Overall, I think if you are a new mum and you are a bit lost, you should read it. You will find plenty to help you feel more relaxed about certain things and make you realise you aren't alone. But, as I said, closer to end end of the book, I was not feeling it anymore, though I felt for the author going through very difficult time.
Loved this book and how open she was in her experience. It’s an easy read and full of hilarious moments. I like how she didn’t hold back on talking about her sex life too. I think everyone’s experience as a mother is different and this book reaffirms the tension life presents with curveballs. My only criticism which could just be a personal thing and not so much on the author, I was a bit shocked how her narrative went from her daughter being a baby to suddenly ready to begin school.
This is fantastically honest and has made me feel better about my hellish life I'm living at the moment (mum to a 2 year old). I hate myself and i hate my life. But u give me hope with this book..survive . And NEVER have another.
A very personal story, well written, funny and real. I found this book helped me, as a new mum, to see that every mother's journey is tough but also incredibly rewarding.
Great book with moments that make you laugh out loud because they are so relatable. With a serious underpinning message that it's totally ok to not be ok. Very refreshing
‘It felt like I’d been punched by a truck’. This is Timothy talking about her vagina a few days after giving birth. A third of the way into this book, I’d already had to put it down about 20 times for fear I might faint or puke on my commute to work.
Timothy has managed to capture every fear and hope I have for the eventual possibility of having kids in the most brutally truthful way. I’m pretty sure if I decide to have kids, this is how I’ll regale the story of pregnancy and childbirth to others...especially teenage girls.
The last few chapters lost me a little...it gets a bit self involved and loses the gusto of the first three quarters of the book. But Timothy’s writing style is right up my alley and it was a highly enjoyable, if not an utterly terrifying read.

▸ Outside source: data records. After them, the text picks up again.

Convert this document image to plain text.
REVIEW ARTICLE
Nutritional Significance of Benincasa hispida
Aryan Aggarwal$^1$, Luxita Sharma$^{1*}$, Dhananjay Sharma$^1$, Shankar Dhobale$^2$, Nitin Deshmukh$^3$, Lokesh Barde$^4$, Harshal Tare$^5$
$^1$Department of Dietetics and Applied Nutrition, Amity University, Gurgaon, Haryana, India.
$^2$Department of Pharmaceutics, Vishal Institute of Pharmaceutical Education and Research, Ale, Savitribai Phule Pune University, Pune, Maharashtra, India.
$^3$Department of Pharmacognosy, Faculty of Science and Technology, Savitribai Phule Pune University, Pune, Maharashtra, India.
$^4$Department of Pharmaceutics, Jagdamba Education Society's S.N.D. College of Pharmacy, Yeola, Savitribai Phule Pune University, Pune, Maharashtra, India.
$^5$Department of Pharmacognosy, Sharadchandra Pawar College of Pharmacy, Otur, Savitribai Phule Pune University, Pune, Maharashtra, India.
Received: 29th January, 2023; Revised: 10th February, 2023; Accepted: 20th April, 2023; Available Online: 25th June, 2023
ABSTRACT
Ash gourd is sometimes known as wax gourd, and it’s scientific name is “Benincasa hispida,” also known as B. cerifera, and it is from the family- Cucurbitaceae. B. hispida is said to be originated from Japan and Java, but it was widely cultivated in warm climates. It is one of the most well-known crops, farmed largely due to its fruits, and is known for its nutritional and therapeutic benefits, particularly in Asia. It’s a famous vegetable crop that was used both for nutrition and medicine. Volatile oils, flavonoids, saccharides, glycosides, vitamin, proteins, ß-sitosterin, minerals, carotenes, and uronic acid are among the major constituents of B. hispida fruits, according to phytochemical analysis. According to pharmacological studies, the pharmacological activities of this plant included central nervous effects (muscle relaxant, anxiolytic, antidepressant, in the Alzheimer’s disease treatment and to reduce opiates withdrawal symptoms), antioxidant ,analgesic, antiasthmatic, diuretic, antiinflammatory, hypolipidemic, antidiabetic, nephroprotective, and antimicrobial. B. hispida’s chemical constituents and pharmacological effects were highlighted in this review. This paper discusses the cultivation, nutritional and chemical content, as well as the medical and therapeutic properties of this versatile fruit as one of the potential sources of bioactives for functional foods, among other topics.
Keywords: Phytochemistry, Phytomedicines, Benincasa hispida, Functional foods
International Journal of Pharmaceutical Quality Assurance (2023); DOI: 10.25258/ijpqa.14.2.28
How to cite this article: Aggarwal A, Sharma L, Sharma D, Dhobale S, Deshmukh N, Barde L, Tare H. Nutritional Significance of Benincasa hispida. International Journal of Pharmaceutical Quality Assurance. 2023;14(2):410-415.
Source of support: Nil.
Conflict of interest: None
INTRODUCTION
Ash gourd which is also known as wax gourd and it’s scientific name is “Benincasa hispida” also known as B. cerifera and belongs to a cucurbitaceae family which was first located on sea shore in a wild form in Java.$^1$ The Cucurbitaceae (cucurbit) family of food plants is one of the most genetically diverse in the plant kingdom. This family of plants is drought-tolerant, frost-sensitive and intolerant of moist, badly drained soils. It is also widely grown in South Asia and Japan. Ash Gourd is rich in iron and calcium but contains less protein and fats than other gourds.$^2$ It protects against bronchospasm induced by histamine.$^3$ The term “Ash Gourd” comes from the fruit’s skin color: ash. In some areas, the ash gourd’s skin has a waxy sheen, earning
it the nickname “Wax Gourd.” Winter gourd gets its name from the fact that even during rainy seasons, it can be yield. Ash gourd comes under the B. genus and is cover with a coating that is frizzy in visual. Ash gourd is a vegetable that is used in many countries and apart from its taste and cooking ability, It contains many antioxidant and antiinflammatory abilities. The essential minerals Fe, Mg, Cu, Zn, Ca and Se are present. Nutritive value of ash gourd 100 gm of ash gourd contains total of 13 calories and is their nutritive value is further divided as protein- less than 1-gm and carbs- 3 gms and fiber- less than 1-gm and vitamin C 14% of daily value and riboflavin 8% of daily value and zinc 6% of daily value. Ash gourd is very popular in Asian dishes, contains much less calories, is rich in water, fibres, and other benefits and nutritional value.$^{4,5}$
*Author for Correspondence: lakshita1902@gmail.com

So funny. I laughed out loud all the way through. Even at things Grace Timothy writes about that are actually not funny at all but rather hard when she experienced them. Humour is so powerful when it helps us push through hard times and feel thousands of other humans have gone through the same s... or look back at those times and use humour to heal those wounds. Really recommend.
I listened to this on BookBeat and really enjoyed it. I quite like listening to mum books like this on audiobook because I can just tune out a little but also learn about things I might need to know in the future. This was very down-to-earth and described the whole process from conception to a terrible twos. Really in-depth and quite sweet.
Since this subject has interested me for many years, I enjoyed the emotions described and enjoyed reading about pregnancy and childbirth and having a kid Sometimes throughout the book Grace would repeat herself one too many times, so much that at times I thought I had read that paragraph And maybe it was intended to be chaotic so that sometimes I wasn't sure where in time we were Grace did get it through to me that she felt pressured and desperate the first few years of her child's growth from being in her stomach and coming out to the world She made me wonder if I would be the same if I got pregnant and got children and then I would think maybe in some degree, and other times I would think that it would be different because I want a baby. But then I won't know until it happens That said, it should be noted that there were some funny parts in this memoir, and I should also note that at times I forgot that this was real life and not a story.